By Larry Thaler
A friend of mine asked me today what role cloud-based asset management would have in a television production workflow. I thought it was an interesting question and might be good for our first blog post.
First we need to define a couple of terms:
- Asset management systems enable production personnel to locate digital versions of their media. In a tape-based library, we needed to understand which shelf a physical asset was on. It would have a unique number and we would look it up in a card catalog or database. In the digital world, assets may have many physical locations: disk storage, digital memory, tape or back up location. We really do not care physically where it is, but we do need to be able to find it. Asset management systems do this and more. They allow us to locate media wherever it may be by searching on metadata (data about the media).
- Cloud-based services leverage the power of the internet to provide functionality without sophisticated equipment or systems at the users premises. The cloud refers to the internet. These services rely on storage, processors and software which resides on the internet in data center locations which are irrelevant to the users. The computers and storage can be leased moment to moment. They are used to power new, potentially global applications on an on-demand basis.
So with these two terms, we can see that a cloud-based asset management system would help users upload, locate and manage media wherever it may be, potentially storing the media in some far-flung place, but permitting many operations to act upon it wherever they may be.

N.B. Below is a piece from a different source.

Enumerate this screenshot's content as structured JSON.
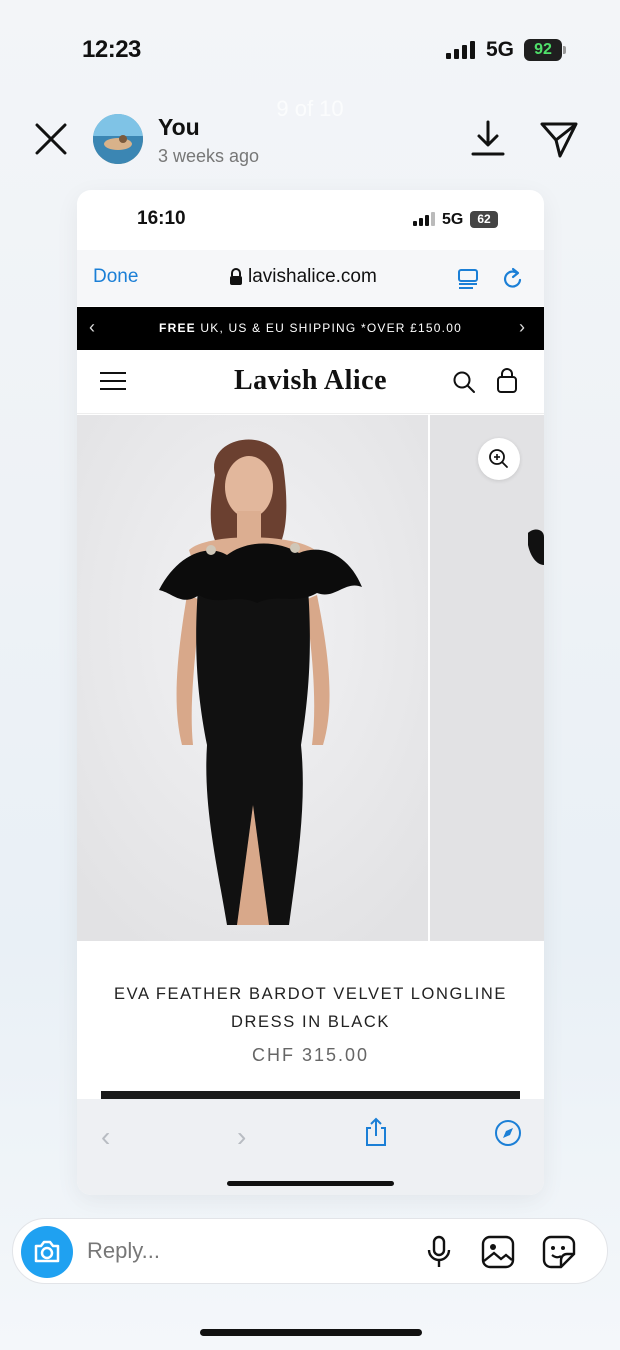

But would this functionality benefit a real-life production facility? The answer is – it depends.
Let’s start at the very end of the media process: Distribution. Currently, there are services such as Brightcove, Livestream, Ooyala, The Platform, and others who specialize in the conversion and delivery of digital assets to multi-media platforms. That is a mouthful, but basically you provide them with your media and they convert it to the right formats and empower a website (theirs or yours) to present your finished pieces to viewers on whatever device they are using (PC, ipad, mobile phone, IPTV etc). These services leverage their own cloud-based asset management system to let you manage which media to release to which platforms and when.
Backing up the production chain to the very beginning, are there places where cloud-based asset management can help in creating content? If we shift to content gathering phase, there currently are services, which permit a producer to gather raw materials for their productions using cloud-based asset management systems. Our recent TV Stations Infrastructure report goes into detail on a number of ways cloud based services can help. Some examples include: Graphics can be obtained from services such as Chyron Axis, istockphoto, Reuters Pictures, Getty Images and others. Stock footage can be retrieved from Framepool, Footagebank and many others. All of these services are delivered via the internet and are supported by their own asset management.

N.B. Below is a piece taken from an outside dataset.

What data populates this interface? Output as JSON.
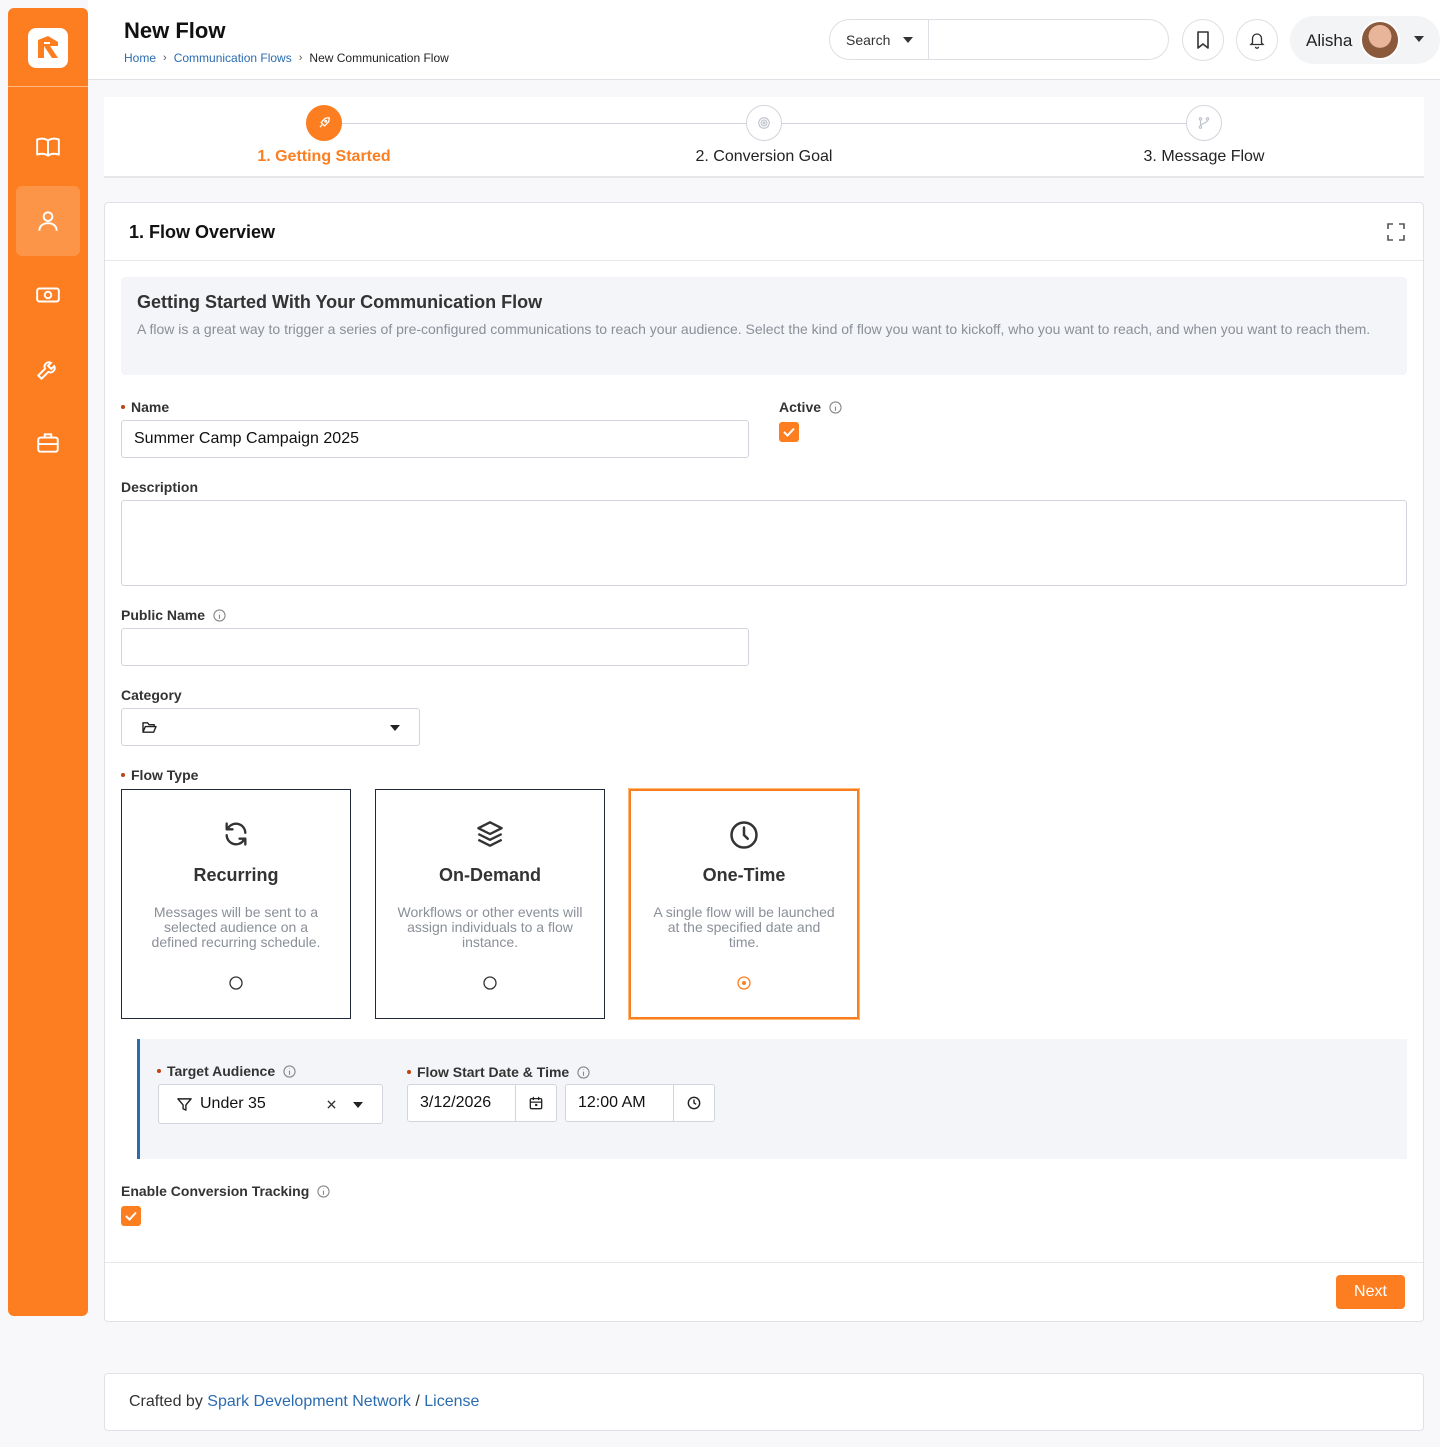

Those two examples were easy. I have not spoken yet of the key production processes. The shooting, editing, and finishing process is where asset management really matters, and this is where the “it depends” part comes in. If your facility is all in one building (studios, editing, audio post, etc), or said even better, if all production work is done in-house, then there is little to benefit and may be a lot to lose by putting your media assets in the cloud. However, if there are portions of your production process, which are outsourced or contributed to by people in differing locations, then potentially there is a huge upside.

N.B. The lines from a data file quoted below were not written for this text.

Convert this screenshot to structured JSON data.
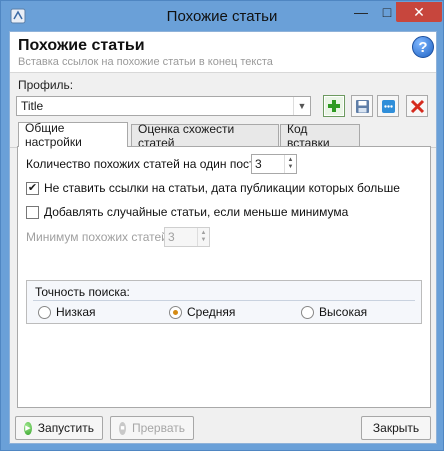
{
  "window": {
    "title": "Похожие статьи",
    "controls": {
      "minimize": "—",
      "maximize": "□",
      "close": "✕"
    }
  },
  "header": {
    "title": "Похожие статьи",
    "subtitle": "Вставка ссылок на похожие статьи в конец текста",
    "help": "?"
  },
  "profile": {
    "label": "Профиль:",
    "value": "Title",
    "toolbar": {
      "add_icon": "add-icon",
      "save_icon": "save-icon",
      "dots_icon": "more-icon",
      "delete_icon": "delete-icon"
    }
  },
  "tabs": [
    {
      "label": "Общие настройки",
      "active": true
    },
    {
      "label": "Оценка схожести статей",
      "active": false
    },
    {
      "label": "Код вставки",
      "active": false
    }
  ],
  "general": {
    "count_label": "Количество похожих статей на один пост:",
    "count_value": "3",
    "no_links_label": "Не ставить ссылки на статьи, дата публикации которых больше",
    "no_links_checked": true,
    "random_label": "Добавлять случайные статьи, если меньше минимума",
    "random_checked": false,
    "min_label": "Минимум похожих статей:",
    "min_value": "3",
    "accuracy": {
      "title": "Точность поиска:",
      "options": [
        "Низкая",
        "Средняя",
        "Высокая"
      ],
      "selected": "Средняя"
    }
  },
  "buttons": {
    "run": "Запустить",
    "stop": "Прервать",
    "close": "Закрыть"
  },
  "colors": {
    "titlebar": "#6aa0d8",
    "close_button": "#c7463d",
    "panel_bg": "#f0f0f0"
  }
}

Imagine a TV media company, which does not have its own facilities. They rent studio space from one company, post using Final Cut from their home, outsource effects creation and audio finishing to other facilities and then sell and syndicate the content. Perhaps their producers, editors and sales teams are in different cities. Perhaps their content needs legal or rights review. Perhaps sharing media with sponsors is a key element. For this company, a cloud-based asset management system can free them from the pain of tracking many versions of their programs. It can eliminate the cost of transporting, versioning and storing video tapes. Most importantly, it can enable sharing of versions, remote commenting and enable a parallel production process. Audio sweetening can occur on a segment-by-segment basis as effects are being rendered and as the audio operator has time. This would not only speed the production process, but frees the content owner to partition out portions of the process to their creative community solely based upon their talent and availability, without regard for their location. It would enable the entire company to be virtual, eliminating overhead and minimizing maintenance costs.
While this visible work is going on, the processors in the cloud would automatically handle mundane background tasks like format and bit rate transcoding, data backups, versioning and distribution. Advertisements would be inserted dynamically. As speech to text tools become better, closed-captioning might be automatically generated and attached to the files.
There are some downsides to all this. Currently, web-based storage for large media files is very expensive. Production companies with a very large quantity of assets may find this prohibitive. Wide bandwidth connections are needed at all points in the production process. Lastly, all the company’s media and workflow would be tied up with a single provider. Without standards, it may be difficult to change providers or negotiate better pricing.
Going back to the original question, is there a role for cloud-based asset management systems in a television production workflow? Certainly. The solutions will play a critical role in forming the structure of media companies in the future and may represent a cost-structure and efficiency that existing media companies may find difficult to match.